Michael Gervais also writes about Beethoven in his book. He wrote that: “When Beethoven let go of who he thought he was supposed to be, he became who he was fully capable of becoming.”
That’s the move we should all be aiming for. To stop performing the version of yourself someone else gave you. Start operating from the version of meaning only you can name.
Mastery without any purpose is just a recipe for stress with a fancy title.
Mastery with mattering is excellence. And excellence, as Stulberg reminds us, is your birthright.
Hit reply and tell me which question stung the most. That’s usually the one to start with.
Zombie burnout is a term Brad Stulberg uses in The Way of Excellence for the burnout that comes from doing too much work that doesn’t matter to you — not from doing too much work in general. Unlike traditional burnout, it doesn’t respond to rest. It responds to realignment.
Mastery is developing skill in activities you find worthwhile. Mattering is the sense that what you’re doing has significance — that your contributions are meaningful. Brad Stulberg argues excellence requires both. Most ambitious professionals over-invest in mastery and ignore mattering, producing hollow success.
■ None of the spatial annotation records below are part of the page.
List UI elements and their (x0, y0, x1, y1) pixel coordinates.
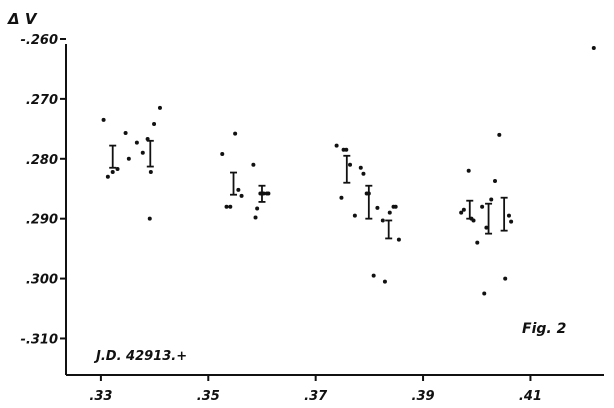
error-bar (385, 219, 393, 240)
data-point (140, 150, 145, 155)
error-bar (343, 154, 351, 184)
data-point (255, 206, 260, 211)
y-tick-label: .280 (26, 153, 58, 168)
tick-labels: -.260 .270 .280 .290 .300 -.310 .33 .35 .37 .39 .4… (21, 33, 542, 404)
data-point (371, 273, 376, 278)
data-point (105, 174, 110, 179)
y-tick-label: .300 (26, 273, 58, 288)
error-bars (109, 139, 508, 240)
data-point (126, 156, 131, 161)
data-point (134, 140, 139, 145)
data-point (145, 137, 150, 142)
data-point (471, 218, 476, 223)
jd-annotation: J.D. 42913.+ (93, 349, 187, 364)
data-point (253, 215, 258, 220)
data-point (475, 240, 480, 245)
y-tick-label: .290 (26, 213, 58, 228)
data-point (239, 193, 244, 198)
data-point (157, 105, 162, 110)
data-point (591, 45, 596, 50)
data-point (506, 213, 511, 218)
data-point (251, 162, 256, 167)
data-point (258, 191, 263, 196)
data-point (382, 279, 387, 284)
data-point (393, 204, 398, 209)
data-point (228, 204, 233, 209)
data-point (220, 151, 225, 156)
figure-label: Fig. 2 (522, 321, 566, 337)
data-point (366, 191, 371, 196)
x-tick-label: .39 (412, 389, 435, 404)
data-point (489, 197, 494, 202)
x-tick-label: .41 (519, 389, 542, 404)
data-point (339, 195, 344, 200)
data-point (233, 131, 238, 136)
data-point (123, 131, 128, 136)
y-axis-title: Δ V (7, 10, 38, 28)
data-point (148, 169, 153, 174)
data-point (480, 204, 485, 209)
data-point (497, 132, 502, 137)
data-point (493, 178, 498, 183)
data-point (224, 204, 229, 209)
data-point (380, 218, 385, 223)
error-bar (485, 202, 493, 235)
data-point (101, 117, 106, 122)
data-point (361, 171, 366, 176)
error-bar (230, 171, 238, 196)
data-point (344, 147, 349, 152)
data-point (387, 210, 392, 215)
error-bar (466, 199, 474, 220)
data-point (358, 165, 363, 170)
data-point (236, 187, 241, 192)
data-point (482, 291, 487, 296)
data-point (266, 191, 271, 196)
data-point (352, 213, 357, 218)
data-point (348, 162, 353, 167)
data-point (466, 168, 471, 173)
data-point (396, 237, 401, 242)
x-tick-label: .35 (197, 389, 220, 404)
data-point (459, 210, 464, 215)
data-point (147, 216, 152, 221)
y-tick-label: -.260 (21, 33, 58, 48)
data-point (110, 169, 115, 174)
error-bar (500, 196, 508, 232)
data-point (461, 207, 466, 212)
error-bar (146, 139, 154, 168)
data-point (334, 143, 339, 148)
error-bar (109, 144, 117, 169)
data-point (115, 166, 120, 171)
data-point (375, 205, 380, 210)
data-point (509, 219, 514, 224)
data-point (484, 225, 489, 230)
x-tick-label: .37 (304, 389, 328, 404)
y-tick-label: -.310 (21, 332, 58, 347)
data-point (261, 191, 266, 196)
ticks (60, 37, 532, 381)
data-point (152, 122, 157, 127)
y-tick-label: .270 (26, 93, 58, 108)
data-points (101, 45, 596, 296)
error-bar (365, 184, 373, 220)
data-point (503, 276, 508, 281)
x-tick-label: .33 (89, 389, 112, 404)
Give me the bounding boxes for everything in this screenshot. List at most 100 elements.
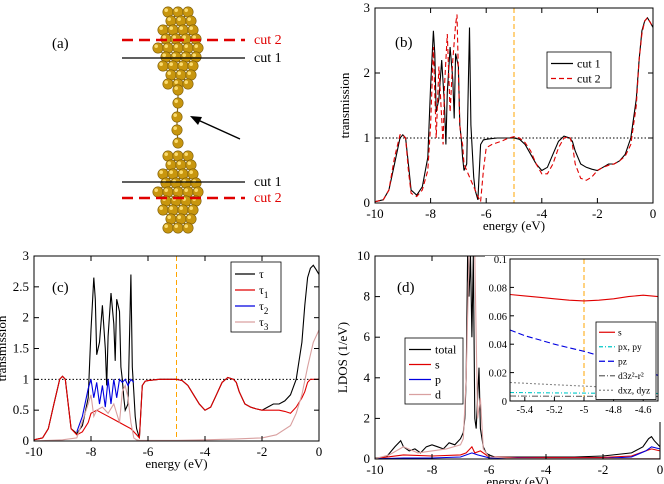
x-axis-label: energy (eV): [483, 218, 545, 233]
inset-x-tick-label: -4.6: [635, 405, 652, 416]
atom-highlight: [189, 26, 193, 30]
gold-atom: [180, 177, 192, 189]
gold-atom: [165, 15, 177, 27]
atom-highlight: [167, 161, 171, 165]
atom-highlight: [169, 206, 173, 210]
inset-y-tick-label: 0.02: [489, 369, 507, 380]
atom-highlight: [164, 80, 168, 84]
atom-highlight: [162, 35, 166, 39]
x-tick-label: -8: [86, 444, 97, 459]
legend-label: total: [435, 343, 457, 357]
atom-highlight: [179, 206, 183, 210]
y-axis-label: LDOS (1/eV): [335, 322, 350, 393]
atom-highlight: [169, 62, 173, 66]
atom-highlight: [164, 8, 168, 12]
gold-atom: [185, 159, 197, 171]
cut-label: cut 1: [254, 175, 282, 190]
gold-atom: [182, 42, 194, 54]
atom-highlight: [174, 188, 178, 192]
cut-label: cut 2: [254, 191, 282, 206]
x-tick-label: -6: [484, 462, 495, 477]
atom-highlight: [184, 8, 188, 12]
y-tick-label: 6: [364, 329, 371, 344]
legend-label: p: [435, 373, 441, 387]
atom-highlight: [182, 53, 186, 57]
atom-highlight: [154, 188, 158, 192]
atom-highlight: [177, 71, 181, 75]
gold-atom: [177, 204, 189, 216]
gold-atom: [172, 84, 184, 96]
x-axis-label: energy (eV): [486, 474, 548, 484]
x-axis-label: energy (eV): [145, 456, 207, 471]
atom-highlight: [184, 152, 188, 156]
atom-highlight: [184, 44, 188, 48]
gold-atom: [175, 159, 187, 171]
gold-atom: [152, 186, 164, 198]
x-tick-label: -4: [200, 444, 211, 459]
gold-atom: [190, 177, 202, 189]
inset-series-dxz, dyz: [509, 381, 659, 389]
atom-highlight: [184, 224, 188, 228]
series-line-cut 1: [375, 16, 653, 203]
gold-atom: [167, 60, 179, 72]
atom-highlight: [167, 17, 171, 21]
y-tick-label: 2: [364, 65, 371, 80]
x-tick-label: -10: [366, 462, 383, 477]
x-tick-label: -2: [598, 462, 609, 477]
atom-highlight: [177, 215, 181, 219]
legend-label: τ3: [259, 315, 269, 332]
inset-legend-label: pz: [618, 357, 627, 367]
gold-atom: [182, 222, 194, 234]
atom-highlight: [164, 188, 168, 192]
panel-c-chart: -10 -8 -6 -4 -2 0 0 0.5 1 1.5 2 2.5 3 energy (eV) tran…: [0, 248, 322, 471]
y-tick-label: 1.5: [13, 341, 29, 356]
y-tick-label: 0.5: [13, 402, 29, 417]
atom-highlight: [164, 44, 168, 48]
x-tick-label: -10: [25, 444, 42, 459]
panel-b-chart: -10 -8 -6 -4 -2 0 0 1 2 3 energy (eV) transmission (…: [337, 0, 656, 233]
atom-highlight: [182, 35, 186, 39]
y-tick-label: 3: [364, 0, 371, 15]
atom-highlight: [154, 44, 158, 48]
gold-atom: [167, 204, 179, 216]
atom-highlight: [174, 8, 178, 12]
gold-atom: [172, 137, 184, 149]
panel-a-structure: (a) cut 2 cut 1 cut 1 cut 2: [52, 6, 282, 234]
gold-atom: [162, 222, 174, 234]
gold-atom: [182, 186, 194, 198]
atom-highlight: [174, 224, 178, 228]
legend-label: cut 1: [577, 57, 601, 71]
atom-highlight: [174, 152, 178, 156]
atom-highlight: [179, 26, 183, 30]
gold-atom: [162, 42, 174, 54]
atom-highlight: [174, 80, 178, 84]
atom-highlight: [179, 170, 183, 174]
atom-highlight: [187, 71, 191, 75]
gold-atom: [171, 111, 183, 123]
gold-atom: [162, 78, 174, 90]
y-tick-label: 2: [364, 410, 371, 425]
gold-atom: [185, 15, 197, 27]
gold-atom: [182, 78, 194, 90]
gold-atom: [175, 15, 187, 27]
gold-atom: [162, 186, 174, 198]
y-tick-label: 2: [23, 310, 30, 325]
x-tick-label: -4: [536, 206, 547, 221]
y-tick-label: 0: [23, 433, 30, 448]
panel-label: (d): [397, 280, 415, 296]
atom-highlight: [159, 170, 163, 174]
atom-highlight: [189, 62, 193, 66]
y-tick-label: 2.5: [13, 279, 29, 294]
atom-highlight: [174, 139, 178, 143]
x-tick-label: -6: [143, 444, 154, 459]
gold-atom: [192, 42, 204, 54]
x-tick-label: -8: [427, 462, 438, 477]
gold-atom: [171, 124, 183, 136]
gold-atom: [160, 177, 172, 189]
arrow-indicator: [190, 116, 241, 140]
legend-label: cut 2: [577, 72, 601, 86]
legend-box: [546, 51, 612, 89]
atom-highlight: [194, 44, 198, 48]
atom-highlight: [184, 80, 188, 84]
y-tick-label: 4: [364, 370, 371, 385]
Three signals. (1) On Sunday nights, you feel static rather than curious about Monday. (2) Someone with your skill set could swap in tomorrow and the work would still feel done — you’re substitutable. (3) You can’t finish “This work matters because…” without corporate jargon. All three together usually means the work has drifted from your values.
Most executive burnout isn’t from doing too much work — it’s from doing too much work that doesn’t matter to the person doing it. Maunz and Glaser’s 2024 longitudinal study found meaning and burnout co-evolve in a feedback loop: eroding meaning causes rising burnout, which further erodes meaning. Rest interrupts the fatigue but doesn’t break the loop.
The Mattering Audit is a 3-question diagnostic developed by Brian Tomlinson based on Brad Stulberg’s mastery + mattering framework. It takes 20 minutes. Questions: (1) The Sunday Test — curious or static about Monday? (2) The Substitution Check — would the work still feel like yours if someone else could do it? (3) The Significance Sentence — can you finish “This work matters because…” without corporate jargon?